Though using an LLM means we do not have to train a model (and therefore we do not need a training set), we do have choices to make about which model we use, and how we prompt the model. Both of these choices are likely to affect how well our model performs, and as such we can approach prompt engineering in a similar fashion to how we do hyperparameter optimisation. If we want to use data to inform these choices, then we must be sure to keep this data separate from any data we use to evaluate the likely performance of our model. We therefore use a development set, or development sets, to assess and improve candidate prompts, models and model configurations.

How much data do I need?

If we only have a small number of positive examples of an attribute, the fact that an automated process extracted the attribute correctly can only tell us a small amount about how often we expect it to extract that attribute correctly beyond the data we have tested the process on.

The more examples we have, the more confident we can be that the automated process will extract that attribute correctly most of the time.

Given that many metrics are simple proportions of true/false positives/negatives, we can use binary confidence intervals as a simple way to illustrate the confidence intervals we have around a metric we estimate.
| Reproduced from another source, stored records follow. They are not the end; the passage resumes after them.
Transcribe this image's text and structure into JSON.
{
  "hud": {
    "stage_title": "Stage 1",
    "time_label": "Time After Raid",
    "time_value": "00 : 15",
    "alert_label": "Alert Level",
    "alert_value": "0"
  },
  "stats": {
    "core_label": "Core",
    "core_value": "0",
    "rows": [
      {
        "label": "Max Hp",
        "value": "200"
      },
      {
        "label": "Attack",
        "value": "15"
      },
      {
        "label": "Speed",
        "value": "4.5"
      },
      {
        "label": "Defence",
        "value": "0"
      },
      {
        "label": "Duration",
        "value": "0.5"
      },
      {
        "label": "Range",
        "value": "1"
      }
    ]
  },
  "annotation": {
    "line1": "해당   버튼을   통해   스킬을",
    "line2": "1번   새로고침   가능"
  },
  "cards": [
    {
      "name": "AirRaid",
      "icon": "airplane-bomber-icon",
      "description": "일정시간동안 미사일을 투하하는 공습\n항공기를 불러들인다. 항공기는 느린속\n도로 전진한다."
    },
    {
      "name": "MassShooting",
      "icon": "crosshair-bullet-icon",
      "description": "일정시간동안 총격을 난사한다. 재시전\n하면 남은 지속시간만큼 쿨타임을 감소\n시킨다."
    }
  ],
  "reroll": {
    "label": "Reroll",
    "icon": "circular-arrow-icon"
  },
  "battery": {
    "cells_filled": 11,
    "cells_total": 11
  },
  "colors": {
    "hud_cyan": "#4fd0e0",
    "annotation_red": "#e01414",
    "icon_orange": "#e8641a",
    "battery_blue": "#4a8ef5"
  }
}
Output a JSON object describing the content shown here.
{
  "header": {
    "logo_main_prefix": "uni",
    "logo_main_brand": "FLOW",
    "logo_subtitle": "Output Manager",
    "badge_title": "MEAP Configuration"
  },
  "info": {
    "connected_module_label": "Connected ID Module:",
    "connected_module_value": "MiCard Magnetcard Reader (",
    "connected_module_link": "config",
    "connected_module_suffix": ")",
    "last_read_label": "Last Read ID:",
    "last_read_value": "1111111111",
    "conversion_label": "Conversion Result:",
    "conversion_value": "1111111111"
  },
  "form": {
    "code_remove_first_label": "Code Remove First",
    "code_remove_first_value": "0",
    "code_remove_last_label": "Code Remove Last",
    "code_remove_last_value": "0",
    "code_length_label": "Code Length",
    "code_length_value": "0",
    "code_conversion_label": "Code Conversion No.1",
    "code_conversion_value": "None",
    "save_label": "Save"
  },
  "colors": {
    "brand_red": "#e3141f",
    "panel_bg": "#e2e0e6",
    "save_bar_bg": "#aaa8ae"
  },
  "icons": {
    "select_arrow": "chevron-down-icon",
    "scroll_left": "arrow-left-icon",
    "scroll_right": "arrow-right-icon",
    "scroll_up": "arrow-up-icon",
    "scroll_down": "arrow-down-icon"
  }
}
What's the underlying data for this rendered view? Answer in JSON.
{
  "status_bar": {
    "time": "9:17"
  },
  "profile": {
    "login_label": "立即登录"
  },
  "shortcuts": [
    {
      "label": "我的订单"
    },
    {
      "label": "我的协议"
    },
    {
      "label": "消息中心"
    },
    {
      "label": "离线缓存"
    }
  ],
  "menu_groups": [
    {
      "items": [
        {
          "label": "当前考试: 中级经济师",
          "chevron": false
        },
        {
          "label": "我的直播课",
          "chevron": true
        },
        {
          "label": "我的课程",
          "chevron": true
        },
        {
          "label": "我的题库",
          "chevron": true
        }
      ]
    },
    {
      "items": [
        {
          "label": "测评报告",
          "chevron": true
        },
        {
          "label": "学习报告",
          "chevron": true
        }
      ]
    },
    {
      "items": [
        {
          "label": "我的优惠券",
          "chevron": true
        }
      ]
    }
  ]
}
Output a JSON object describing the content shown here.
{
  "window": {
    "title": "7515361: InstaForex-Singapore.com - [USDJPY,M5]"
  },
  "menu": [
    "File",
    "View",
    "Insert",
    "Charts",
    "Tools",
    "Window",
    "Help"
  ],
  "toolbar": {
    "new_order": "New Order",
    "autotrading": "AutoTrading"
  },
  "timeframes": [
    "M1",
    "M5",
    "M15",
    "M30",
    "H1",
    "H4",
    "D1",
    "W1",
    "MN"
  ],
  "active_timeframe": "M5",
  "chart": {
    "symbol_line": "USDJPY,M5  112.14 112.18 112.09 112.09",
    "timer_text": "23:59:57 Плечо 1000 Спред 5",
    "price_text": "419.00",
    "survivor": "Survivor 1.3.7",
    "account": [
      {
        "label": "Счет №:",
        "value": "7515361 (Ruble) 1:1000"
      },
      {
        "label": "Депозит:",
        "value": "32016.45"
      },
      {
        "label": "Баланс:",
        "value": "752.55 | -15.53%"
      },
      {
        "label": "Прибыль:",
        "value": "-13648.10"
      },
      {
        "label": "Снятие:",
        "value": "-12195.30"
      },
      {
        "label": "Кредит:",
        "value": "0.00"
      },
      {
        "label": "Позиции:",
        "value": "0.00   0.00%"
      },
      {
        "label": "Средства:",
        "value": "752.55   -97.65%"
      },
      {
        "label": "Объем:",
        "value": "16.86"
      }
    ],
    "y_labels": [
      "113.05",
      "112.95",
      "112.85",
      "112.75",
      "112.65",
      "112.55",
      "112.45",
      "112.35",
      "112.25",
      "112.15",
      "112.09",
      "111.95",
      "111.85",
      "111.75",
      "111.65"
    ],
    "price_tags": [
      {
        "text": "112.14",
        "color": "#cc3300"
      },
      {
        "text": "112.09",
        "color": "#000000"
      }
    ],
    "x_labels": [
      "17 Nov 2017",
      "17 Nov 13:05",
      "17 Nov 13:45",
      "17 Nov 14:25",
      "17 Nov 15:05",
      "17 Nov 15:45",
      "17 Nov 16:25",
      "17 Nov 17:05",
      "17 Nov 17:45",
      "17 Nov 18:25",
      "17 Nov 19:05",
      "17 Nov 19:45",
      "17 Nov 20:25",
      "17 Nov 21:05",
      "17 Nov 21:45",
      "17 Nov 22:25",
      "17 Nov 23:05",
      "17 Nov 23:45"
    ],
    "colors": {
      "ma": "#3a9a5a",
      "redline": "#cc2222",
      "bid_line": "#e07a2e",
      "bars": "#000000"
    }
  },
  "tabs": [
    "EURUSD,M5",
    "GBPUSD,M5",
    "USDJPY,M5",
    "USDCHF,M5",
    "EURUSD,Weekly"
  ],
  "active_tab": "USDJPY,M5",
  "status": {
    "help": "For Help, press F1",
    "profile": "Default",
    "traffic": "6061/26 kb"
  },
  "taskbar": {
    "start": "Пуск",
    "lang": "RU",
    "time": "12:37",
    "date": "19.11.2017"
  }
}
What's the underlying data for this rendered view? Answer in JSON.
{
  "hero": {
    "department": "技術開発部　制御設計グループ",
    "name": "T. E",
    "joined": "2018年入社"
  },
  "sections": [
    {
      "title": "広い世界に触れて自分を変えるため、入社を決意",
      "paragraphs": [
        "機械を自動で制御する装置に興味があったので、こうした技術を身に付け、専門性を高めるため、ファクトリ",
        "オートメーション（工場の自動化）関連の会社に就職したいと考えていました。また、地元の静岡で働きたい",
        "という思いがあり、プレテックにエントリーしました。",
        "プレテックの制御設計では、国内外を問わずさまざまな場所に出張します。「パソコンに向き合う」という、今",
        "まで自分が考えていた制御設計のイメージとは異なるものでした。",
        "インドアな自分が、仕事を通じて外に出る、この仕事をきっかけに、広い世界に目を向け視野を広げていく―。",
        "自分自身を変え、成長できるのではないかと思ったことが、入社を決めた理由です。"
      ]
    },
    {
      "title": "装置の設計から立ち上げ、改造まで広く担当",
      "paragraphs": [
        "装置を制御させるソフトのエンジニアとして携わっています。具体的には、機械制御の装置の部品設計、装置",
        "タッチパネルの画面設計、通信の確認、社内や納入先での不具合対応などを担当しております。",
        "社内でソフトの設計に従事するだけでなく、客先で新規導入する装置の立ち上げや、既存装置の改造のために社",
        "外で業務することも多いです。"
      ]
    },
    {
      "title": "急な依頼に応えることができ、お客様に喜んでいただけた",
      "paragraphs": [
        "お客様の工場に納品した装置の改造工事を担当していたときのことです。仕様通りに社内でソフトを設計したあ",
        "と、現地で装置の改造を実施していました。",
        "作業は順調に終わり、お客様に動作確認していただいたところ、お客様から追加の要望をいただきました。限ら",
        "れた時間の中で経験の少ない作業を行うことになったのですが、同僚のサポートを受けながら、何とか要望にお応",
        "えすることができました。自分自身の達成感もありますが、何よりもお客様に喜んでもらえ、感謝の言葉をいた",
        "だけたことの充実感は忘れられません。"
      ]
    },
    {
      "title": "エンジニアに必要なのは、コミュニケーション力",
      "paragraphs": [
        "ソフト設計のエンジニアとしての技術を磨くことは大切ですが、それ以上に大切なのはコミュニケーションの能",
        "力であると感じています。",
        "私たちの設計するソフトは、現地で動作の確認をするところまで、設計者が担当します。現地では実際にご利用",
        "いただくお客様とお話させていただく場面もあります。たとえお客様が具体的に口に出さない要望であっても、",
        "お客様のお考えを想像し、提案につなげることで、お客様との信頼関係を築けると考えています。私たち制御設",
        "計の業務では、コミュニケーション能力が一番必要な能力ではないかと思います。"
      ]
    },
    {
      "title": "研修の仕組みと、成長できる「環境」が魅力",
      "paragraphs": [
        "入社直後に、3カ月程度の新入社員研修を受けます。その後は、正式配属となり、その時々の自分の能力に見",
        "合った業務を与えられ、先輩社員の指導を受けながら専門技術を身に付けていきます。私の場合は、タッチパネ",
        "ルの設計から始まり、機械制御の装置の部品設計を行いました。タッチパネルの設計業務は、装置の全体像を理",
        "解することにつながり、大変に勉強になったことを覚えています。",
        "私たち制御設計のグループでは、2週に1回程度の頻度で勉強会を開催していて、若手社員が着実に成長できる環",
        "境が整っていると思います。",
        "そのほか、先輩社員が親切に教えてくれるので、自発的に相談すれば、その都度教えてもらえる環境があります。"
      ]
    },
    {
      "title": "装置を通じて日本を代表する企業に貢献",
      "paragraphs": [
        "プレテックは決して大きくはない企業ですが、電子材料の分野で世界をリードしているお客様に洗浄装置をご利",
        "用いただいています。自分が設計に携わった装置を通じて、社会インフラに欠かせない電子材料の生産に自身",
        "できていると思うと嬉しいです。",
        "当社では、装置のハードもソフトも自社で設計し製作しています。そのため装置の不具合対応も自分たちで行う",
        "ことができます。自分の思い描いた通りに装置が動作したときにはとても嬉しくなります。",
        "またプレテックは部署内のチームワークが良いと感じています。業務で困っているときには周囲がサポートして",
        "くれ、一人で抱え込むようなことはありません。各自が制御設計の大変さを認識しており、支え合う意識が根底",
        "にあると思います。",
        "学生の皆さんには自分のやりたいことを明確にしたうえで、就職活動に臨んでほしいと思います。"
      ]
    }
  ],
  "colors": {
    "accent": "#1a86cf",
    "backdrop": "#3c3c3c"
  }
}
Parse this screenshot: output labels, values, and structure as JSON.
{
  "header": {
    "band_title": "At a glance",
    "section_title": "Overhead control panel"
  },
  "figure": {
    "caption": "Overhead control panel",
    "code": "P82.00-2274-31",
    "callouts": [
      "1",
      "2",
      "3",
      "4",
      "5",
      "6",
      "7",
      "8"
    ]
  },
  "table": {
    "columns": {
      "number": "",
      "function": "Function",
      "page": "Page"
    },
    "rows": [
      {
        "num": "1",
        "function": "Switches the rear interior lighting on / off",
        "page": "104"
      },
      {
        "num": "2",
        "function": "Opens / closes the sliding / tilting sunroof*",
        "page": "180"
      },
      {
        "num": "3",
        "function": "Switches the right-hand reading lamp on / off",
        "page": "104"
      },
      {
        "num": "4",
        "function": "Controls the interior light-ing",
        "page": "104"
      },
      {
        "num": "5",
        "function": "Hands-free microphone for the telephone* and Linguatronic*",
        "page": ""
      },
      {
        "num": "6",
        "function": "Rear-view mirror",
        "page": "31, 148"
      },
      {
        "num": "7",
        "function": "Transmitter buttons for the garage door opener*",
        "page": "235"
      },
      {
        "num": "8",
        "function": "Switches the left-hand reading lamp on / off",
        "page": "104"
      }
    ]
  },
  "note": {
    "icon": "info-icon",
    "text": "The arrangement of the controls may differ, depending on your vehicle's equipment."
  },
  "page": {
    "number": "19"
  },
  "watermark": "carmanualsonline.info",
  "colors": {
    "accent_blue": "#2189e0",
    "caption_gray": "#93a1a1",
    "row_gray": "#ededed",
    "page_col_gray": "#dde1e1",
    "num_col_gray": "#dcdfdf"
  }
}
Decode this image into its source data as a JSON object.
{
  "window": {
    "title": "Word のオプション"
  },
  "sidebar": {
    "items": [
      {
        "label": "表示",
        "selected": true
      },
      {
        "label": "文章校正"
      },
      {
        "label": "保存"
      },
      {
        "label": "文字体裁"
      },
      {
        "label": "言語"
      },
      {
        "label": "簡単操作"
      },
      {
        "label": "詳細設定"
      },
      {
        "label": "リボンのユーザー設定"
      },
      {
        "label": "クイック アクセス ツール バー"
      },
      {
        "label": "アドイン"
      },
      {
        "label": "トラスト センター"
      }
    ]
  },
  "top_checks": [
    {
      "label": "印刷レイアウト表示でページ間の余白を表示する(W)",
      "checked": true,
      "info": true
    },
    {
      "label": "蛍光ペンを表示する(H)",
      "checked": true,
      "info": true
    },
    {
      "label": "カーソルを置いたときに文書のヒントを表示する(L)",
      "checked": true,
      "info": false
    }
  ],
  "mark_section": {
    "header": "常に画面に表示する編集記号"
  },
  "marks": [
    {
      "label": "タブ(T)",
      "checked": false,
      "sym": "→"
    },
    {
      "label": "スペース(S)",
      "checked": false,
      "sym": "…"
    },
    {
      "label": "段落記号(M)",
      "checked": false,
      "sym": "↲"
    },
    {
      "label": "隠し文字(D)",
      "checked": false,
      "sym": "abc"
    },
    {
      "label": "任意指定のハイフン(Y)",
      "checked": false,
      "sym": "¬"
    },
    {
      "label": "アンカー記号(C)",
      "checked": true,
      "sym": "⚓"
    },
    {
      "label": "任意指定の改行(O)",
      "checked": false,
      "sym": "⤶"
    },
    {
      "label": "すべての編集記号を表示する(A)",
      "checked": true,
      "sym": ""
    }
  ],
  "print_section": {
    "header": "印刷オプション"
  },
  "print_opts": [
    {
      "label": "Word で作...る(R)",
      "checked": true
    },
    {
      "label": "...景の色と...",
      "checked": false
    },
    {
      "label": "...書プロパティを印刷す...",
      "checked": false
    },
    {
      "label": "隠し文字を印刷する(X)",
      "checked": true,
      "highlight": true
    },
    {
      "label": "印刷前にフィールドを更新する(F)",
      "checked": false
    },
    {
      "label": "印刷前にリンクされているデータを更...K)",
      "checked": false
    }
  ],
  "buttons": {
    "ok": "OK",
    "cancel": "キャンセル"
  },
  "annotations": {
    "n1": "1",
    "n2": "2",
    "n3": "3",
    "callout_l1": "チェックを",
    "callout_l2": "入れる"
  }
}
For example, if we had 10 examples of a class, and 8 of those were correctly identified, we would say that we have 8 true positives, and 2 true negatives

Given that

Recall=TPTP+FNRecall = \frac{TP}{TP+FN}

We can calculate a 95% confidence interval around our estimate recall as follows:

from statsmodels.stats.proportion import proportion_confint
tp, fn = 8, 2
conf_int = proportion_confint(
    tp, tp+fn, alpha=0.05, method='beta'
)
conf_int
(0.4439045376923585, 0.9747892736731666)

In other words, we are 95% sure that the interval 0.44-0.97 contains the true value of recall.

To show how these confidence intervals shrink as the number of samples grows, we can calculate a 95% confidence interval for an increasing number of samples, assuming that an automated process extracts each of these correctly.

import matplotlib.pyplot as plt
fig, ax = plt.subplots()
for n_samples in range(1,40):
    lower_bound, upper_bound = proportion_confint(
        n_samples, n_samples, alpha=0.05, method='beta'
    )
    ax.bar(n_samples, upper_bound - lower_bound, bottom=lower_bound, color='grey')

ax.axhline(0.9, color='black', ls='--')
ax.set_ylim(ymin=0)
ax.set_xlabel('True positives')
ax.set_ylabel('Estimated recall (95% CI)')
plt.show()
<Figure size 640x480 with 1 Axes>

As the graph shows, we would need to extract almost 40 out 40 instances of a class correctly, before our 95% confidence interval around our estimation of recall would exclude 90%.

In other words, if we want to be very sure that our automated process works correctly, we may need a lot of data.

However, though we are used to 95% confidence levels in other areas of science, such high levels may not be appropriate here. Repeating the same analysis with a 50% confidence interval reduces the size of the interval substantially.

import matplotlib.pyplot as plt
fig, ax = plt.subplots()
for n_samples in range(1,40):
    lower_bound, upper_bound = proportion_confint(
        n_samples, n_samples, alpha=0.5, method='beta'
    )
    ax.bar(n_samples, upper_bound - lower_bound, bottom=lower_bound, color='grey')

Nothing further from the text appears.